According to the findings of the study, severe internal organ inflammation, a characteristic of Crohn’s disease and ulcerative colitis, the most common forms of inflammatory bowel disease, also raises the risk of stroke and heart attack.
As inflammation is more pronounced in female patients than in males, the risk is more in the fairer sex, researchers suggest.
For the purpose of the study, researchers conducted a meta-analysis of nine studies involving over 150,000 patients with IBD. Researchers looked at the risk of ischemic and hemorrhagic stroke and for ischemic heart disease in patients with IBD and compared it with the risk in general population.
Researchers found IBD patients to be at a 10-25 percent increased risk of ischemic and hemorrhagic stroke and ischemic heart disease.

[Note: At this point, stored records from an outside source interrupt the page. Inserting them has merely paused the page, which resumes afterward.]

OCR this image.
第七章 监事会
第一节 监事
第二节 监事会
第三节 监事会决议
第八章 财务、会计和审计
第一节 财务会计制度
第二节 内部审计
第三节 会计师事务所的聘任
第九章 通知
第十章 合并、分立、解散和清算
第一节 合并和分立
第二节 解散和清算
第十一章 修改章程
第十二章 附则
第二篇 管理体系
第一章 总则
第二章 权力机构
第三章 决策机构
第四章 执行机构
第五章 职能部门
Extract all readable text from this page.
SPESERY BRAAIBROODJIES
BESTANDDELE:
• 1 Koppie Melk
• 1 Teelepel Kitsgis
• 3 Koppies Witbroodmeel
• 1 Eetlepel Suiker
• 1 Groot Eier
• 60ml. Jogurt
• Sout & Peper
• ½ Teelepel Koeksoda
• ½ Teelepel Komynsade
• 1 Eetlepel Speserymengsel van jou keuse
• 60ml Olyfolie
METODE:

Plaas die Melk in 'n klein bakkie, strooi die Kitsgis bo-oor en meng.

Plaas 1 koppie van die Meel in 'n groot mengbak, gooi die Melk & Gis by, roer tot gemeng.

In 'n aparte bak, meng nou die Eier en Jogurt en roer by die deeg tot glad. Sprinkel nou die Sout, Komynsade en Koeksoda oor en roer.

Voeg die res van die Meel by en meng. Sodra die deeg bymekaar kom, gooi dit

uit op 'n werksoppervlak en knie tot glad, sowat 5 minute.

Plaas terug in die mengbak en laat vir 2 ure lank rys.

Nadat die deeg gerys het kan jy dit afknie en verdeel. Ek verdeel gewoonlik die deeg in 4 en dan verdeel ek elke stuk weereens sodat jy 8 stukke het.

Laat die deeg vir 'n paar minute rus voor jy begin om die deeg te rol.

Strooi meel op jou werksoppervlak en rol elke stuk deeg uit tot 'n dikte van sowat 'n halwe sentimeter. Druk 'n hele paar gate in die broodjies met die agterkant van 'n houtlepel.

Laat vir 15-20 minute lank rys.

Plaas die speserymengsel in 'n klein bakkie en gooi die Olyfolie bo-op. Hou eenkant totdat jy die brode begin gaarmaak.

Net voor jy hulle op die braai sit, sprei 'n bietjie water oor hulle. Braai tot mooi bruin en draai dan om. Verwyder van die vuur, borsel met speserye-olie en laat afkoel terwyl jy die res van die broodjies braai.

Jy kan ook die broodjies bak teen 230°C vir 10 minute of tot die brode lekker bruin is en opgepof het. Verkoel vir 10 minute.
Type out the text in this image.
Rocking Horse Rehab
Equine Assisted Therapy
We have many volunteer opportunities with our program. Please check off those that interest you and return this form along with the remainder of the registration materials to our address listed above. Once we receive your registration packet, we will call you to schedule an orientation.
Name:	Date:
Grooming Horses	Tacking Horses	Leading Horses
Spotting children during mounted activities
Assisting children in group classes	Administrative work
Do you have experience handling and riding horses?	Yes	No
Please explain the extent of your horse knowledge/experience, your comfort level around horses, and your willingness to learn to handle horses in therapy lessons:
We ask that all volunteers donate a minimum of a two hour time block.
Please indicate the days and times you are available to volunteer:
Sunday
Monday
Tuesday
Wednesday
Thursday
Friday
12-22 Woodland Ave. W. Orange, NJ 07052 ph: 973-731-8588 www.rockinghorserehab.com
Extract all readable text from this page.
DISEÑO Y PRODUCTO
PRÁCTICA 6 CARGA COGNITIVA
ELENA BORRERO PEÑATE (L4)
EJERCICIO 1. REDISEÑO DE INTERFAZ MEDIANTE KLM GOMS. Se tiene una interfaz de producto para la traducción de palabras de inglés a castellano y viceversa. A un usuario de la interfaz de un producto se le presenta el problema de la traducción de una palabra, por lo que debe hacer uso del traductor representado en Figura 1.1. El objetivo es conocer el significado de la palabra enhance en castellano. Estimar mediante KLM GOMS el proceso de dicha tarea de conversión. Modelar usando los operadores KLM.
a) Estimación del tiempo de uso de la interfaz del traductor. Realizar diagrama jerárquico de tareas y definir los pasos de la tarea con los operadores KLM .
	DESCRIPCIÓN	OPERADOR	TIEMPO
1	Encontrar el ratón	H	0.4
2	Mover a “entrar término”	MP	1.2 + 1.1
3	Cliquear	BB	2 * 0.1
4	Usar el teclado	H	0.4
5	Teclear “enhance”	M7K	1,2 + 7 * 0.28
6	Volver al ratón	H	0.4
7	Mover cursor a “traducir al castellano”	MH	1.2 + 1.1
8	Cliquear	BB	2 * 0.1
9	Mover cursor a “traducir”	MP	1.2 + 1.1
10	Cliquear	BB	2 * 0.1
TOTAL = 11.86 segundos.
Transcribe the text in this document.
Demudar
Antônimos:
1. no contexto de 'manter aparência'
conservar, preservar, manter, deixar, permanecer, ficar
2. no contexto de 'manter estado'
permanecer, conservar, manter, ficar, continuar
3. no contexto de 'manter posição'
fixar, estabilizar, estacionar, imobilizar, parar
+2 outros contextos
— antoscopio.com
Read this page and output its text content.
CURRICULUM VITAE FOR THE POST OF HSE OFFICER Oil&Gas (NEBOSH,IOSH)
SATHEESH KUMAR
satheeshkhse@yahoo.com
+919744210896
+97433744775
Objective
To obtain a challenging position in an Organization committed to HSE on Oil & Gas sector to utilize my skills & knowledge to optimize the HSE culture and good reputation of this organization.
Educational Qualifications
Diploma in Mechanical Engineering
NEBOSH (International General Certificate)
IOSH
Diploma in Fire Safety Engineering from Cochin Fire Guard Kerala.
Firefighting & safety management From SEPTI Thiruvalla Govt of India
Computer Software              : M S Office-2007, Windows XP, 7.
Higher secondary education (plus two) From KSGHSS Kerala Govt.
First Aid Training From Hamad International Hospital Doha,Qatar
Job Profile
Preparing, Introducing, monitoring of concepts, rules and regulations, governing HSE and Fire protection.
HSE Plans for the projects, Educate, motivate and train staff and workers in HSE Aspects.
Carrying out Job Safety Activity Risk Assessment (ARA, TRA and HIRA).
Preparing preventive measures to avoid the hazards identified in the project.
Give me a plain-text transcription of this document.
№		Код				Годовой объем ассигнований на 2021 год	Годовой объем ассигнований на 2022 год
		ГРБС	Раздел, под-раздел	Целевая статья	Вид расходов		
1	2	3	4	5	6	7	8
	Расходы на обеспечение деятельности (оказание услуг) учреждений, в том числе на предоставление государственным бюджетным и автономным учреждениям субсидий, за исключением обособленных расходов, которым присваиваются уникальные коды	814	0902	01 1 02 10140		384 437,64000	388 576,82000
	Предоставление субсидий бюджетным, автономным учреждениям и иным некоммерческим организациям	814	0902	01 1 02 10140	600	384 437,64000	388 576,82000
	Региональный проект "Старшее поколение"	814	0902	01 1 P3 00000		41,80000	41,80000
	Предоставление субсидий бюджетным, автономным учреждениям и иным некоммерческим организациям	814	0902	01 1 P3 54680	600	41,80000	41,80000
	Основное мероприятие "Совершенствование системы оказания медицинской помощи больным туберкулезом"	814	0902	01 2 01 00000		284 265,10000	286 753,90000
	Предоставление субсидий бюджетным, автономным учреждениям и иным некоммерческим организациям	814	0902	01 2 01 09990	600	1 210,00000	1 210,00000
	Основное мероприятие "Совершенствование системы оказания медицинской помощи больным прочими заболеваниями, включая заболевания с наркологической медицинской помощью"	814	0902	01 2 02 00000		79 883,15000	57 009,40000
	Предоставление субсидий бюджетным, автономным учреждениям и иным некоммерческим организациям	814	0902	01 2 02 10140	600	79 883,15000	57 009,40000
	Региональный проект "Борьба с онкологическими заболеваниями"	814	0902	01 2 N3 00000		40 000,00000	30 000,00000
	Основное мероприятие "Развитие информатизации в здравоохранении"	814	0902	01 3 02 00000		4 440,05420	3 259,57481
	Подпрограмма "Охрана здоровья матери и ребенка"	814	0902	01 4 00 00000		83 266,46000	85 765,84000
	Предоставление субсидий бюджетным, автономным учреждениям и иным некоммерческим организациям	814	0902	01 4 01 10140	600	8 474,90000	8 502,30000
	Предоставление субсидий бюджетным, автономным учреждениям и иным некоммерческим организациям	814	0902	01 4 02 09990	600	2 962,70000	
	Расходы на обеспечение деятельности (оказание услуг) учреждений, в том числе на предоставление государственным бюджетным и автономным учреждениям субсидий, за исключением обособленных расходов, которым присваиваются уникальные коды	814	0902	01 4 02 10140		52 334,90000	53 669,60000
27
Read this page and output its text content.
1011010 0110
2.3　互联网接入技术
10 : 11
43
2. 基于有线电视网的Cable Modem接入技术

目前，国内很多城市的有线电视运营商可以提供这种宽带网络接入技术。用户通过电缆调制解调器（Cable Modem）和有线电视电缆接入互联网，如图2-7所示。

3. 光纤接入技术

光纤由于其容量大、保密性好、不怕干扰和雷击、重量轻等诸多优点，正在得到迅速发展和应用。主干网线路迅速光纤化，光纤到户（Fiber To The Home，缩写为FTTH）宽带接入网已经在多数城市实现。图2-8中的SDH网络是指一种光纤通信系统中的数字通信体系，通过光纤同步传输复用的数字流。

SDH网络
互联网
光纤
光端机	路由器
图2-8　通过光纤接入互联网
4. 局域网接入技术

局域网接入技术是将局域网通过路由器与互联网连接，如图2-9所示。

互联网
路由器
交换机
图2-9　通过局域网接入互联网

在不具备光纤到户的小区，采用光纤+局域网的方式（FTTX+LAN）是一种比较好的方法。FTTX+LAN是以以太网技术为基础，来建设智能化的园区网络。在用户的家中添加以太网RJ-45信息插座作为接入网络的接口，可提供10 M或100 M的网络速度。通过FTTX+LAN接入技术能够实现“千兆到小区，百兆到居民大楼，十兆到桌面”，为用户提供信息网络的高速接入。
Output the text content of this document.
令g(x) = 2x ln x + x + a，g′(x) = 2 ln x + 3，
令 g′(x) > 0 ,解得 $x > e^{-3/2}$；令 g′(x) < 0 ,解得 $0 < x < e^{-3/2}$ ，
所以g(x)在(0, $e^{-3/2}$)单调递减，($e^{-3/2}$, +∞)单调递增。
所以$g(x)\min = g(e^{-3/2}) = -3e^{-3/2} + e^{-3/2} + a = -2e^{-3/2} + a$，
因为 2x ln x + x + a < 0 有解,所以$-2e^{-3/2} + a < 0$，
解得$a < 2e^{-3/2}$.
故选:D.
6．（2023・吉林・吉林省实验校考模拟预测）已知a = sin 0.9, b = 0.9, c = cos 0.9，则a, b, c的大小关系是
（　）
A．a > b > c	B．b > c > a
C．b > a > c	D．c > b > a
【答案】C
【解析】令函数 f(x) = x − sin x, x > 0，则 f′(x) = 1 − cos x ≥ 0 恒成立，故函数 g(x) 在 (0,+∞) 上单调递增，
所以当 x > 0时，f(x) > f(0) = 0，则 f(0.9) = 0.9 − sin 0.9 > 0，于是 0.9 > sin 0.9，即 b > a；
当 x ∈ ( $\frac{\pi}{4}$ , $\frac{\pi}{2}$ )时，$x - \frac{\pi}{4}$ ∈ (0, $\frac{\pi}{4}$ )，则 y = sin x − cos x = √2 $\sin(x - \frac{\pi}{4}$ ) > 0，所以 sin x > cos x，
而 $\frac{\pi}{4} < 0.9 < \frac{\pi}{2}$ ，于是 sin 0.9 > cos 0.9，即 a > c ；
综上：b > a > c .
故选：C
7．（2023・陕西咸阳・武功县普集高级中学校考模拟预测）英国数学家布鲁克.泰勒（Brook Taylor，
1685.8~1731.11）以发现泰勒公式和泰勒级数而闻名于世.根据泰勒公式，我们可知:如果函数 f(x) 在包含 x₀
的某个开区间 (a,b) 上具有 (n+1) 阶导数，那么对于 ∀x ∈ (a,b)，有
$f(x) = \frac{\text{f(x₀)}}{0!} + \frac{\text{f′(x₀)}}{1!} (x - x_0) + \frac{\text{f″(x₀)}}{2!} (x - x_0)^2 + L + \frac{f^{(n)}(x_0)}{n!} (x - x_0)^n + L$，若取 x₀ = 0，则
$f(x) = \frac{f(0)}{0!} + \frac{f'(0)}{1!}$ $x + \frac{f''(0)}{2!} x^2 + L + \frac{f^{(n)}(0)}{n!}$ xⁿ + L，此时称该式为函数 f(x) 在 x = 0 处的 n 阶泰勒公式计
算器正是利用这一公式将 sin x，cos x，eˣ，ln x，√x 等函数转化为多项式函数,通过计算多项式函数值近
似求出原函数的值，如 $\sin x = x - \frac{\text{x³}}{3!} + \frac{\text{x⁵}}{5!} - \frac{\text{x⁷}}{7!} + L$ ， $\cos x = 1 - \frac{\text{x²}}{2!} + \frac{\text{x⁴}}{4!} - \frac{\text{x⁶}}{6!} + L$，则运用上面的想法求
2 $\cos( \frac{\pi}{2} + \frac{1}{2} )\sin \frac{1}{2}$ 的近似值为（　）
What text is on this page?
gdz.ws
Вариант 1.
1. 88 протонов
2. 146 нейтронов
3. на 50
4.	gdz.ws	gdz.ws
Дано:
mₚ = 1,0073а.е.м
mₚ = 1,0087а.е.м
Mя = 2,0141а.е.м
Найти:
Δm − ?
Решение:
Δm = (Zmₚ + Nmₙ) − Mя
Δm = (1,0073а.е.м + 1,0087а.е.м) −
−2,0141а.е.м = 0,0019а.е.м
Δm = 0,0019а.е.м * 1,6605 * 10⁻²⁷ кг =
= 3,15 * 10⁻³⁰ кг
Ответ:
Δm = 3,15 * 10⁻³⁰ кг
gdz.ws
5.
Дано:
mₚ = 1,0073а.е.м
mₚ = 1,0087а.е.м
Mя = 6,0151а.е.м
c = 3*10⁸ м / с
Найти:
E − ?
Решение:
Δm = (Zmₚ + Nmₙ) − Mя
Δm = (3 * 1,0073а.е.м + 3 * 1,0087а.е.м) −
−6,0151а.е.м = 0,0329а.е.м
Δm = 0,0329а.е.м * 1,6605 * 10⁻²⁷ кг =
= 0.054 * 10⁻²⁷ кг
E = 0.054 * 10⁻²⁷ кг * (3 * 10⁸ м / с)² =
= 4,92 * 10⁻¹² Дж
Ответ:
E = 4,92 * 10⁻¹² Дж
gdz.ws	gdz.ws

The risk was specifically high among women. IBD afflicted females had a 28 percent increased risk of cerebrovascular events and a 26 percent increased risk of suffering from ischemic heart disease.
Furthermore, younger patients, those less than 50 years old, faced significantly higher risk for cerebrovascular accidents as compared to older counterparts, researchers added.
Although the researchers established a link between IBD and an increased risk for heart attack and stroke, the researchers failed to clearly mark the cause-and-effect relationship. Severe internal organ inflammation caused due to IBD is speculated to trigger cerebrovascular events in such patients.
“Gastroenterologists should be cognizant of this relationship and should focus on better management of conventional risk factors, such as smoking cessation, recognition and control of hypertension and diabetes,” study’s lead researcher, Siddharth Singh, a researchers at Mayo Clinic advised.
The findings of the study were presented at the American College of Gastroenterology’s Annual Scientific Meeting, held between Oct. 11-16 in San Diego.